A Walk In The Park With Edith Scheusz-Mohlheimer

On a miserable wet and grey day, what better is there to do than go for a walk in the park? You don’t go for a walk in the park to get anywhere, such walks are aimless in the best sense of the word. They are voyages of discovery, where what is being discovered is simply something of interest, something curious, something unexpected. The park itself is not the main focus of interest, it could be any park, but in this instance it is People’s Park in Halifax. The date is December 1908, and our companion today is Edith Constantia Scheusz-Mohlheimer.

Our walk in the park is courtesy of a picture postcard of People’s Park which was sent on the 27th December 1908.  The card was sent to Mrs Cluff of Charlecote, Marple, Cheshire, and, although normally we have little idea of who sends such cards, in this instance Edith has included her address on the front of the card : 11, Park Road, Halifax. Those who know Halifax will realise that Park Road runs along the bottom of People’s Park, and indeed, it is No 11 Park Road that is shown on the front of the card itself. The message reads as follows:-

“Many thanks for kind Xmas & New Year Greetings which we heartily reciprocate. Rudie has been very ill with acute attack of bronchitis but he is now practically well again I am thankful to say. Yours affect. EC S-M”
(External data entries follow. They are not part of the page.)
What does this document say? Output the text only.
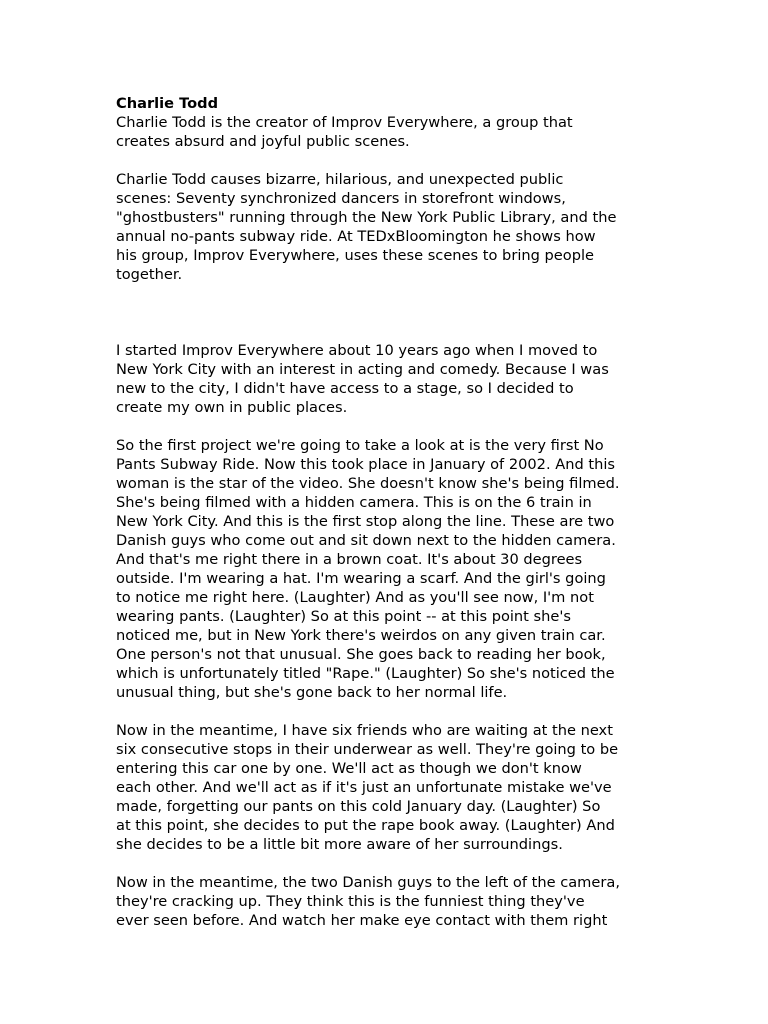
Charlie Todd

Charlie Todd is the creator of Improv Everywhere, a group that
creates absurd and joyful public scenes.

Charlie Todd causes bizarre, hilarious, and unexpected public
scenes: Seventy synchronized dancers in storefront windows,
"ghostbusters" running through the New York Public Library, and the
annual no-pants subway ride. At TEDxBloomington he shows how
his group, Improv Everywhere, uses these scenes to bring people
together.

I started Improv Everywhere about 10 years ago when I moved to
New York City with an interest in acting and comedy. Because I was
new to the city, I didn't have access to a stage, so I decided to
create my own in public places.

So the first project we're going to take a look at is the very first No
Pants Subway Ride. Now this took place in January of 2002. And this
woman is the star of the video. She doesn't know she's being filmed.
She's being filmed with a hidden camera. This is on the 6 train in
New York City. And this is the first stop along the line. These are two
Danish guys who come out and sit down next to the hidden camera.
And that's me right there in a brown coat. It's about 30 degrees
outside. I'm wearing a hat. I'm wearing a scarf. And the girl's going
to notice me right here. (Laughter) And as you'll see now, I'm not
wearing pants. (Laughter) So at this point -- at this point she's
noticed me, but in New York there's weirdos on any given train car.
One person's not that unusual. She goes back to reading her book,
which is unfortunately titled "Rape." (Laughter) So she's noticed the
unusual thing, but she's gone back to her normal life.

Now in the meantime, I have six friends who are waiting at the next
six consecutive stops in their underwear as well. They're going to be
entering this car one by one. We'll act as though we don't know
each other. And we'll act as if it's just an unfortunate mistake we've
made, forgetting our pants on this cold January day. (Laughter) So
at this point, she decides to put the rape book away. (Laughter) And
she decides to be a little bit more aware of her surroundings.

Now in the meantime, the two Danish guys to the left of the camera,
they're cracking up. They think this is the funniest thing they've
ever seen before. And watch her make eye contact with them right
The 1911 census shows Edith Cconatantia Scheusz-Mohlheimer living at 11, Park Road, along with her son, Rudolph aged 6, and two servants. Her husband, Rudolph Scheusz-Mohlheimer Sr, must have been away at the time of the census as he is not listed, but we know from other records that he was a carpet manufacturer. They had recently moved to Halifax from Kidderminster (the other notable British “carpet town”), where young Rudolph had been born. The wonderful thing about such virtual walks in the park is that Edith can not only tell us what is happening now – about poor Rudie’s bronchitis for example – but also give us a glimpse into the future. Both Mr and Mrs Scheusz-Mohlheimer continued to live in Park Road until their deaths (Rudolph died in 1949 and Edith in 1953). Rudolph Jr at some stage changed his surname to Castle-Miller (a more or less straight translation from the German) and was a wartime pilot in the RAF and a successful Barrister and Court Recorder.

What started as a simple view of People’s Park ended as a fascinating stroll through twentieth century family history – a delightful walk in the park.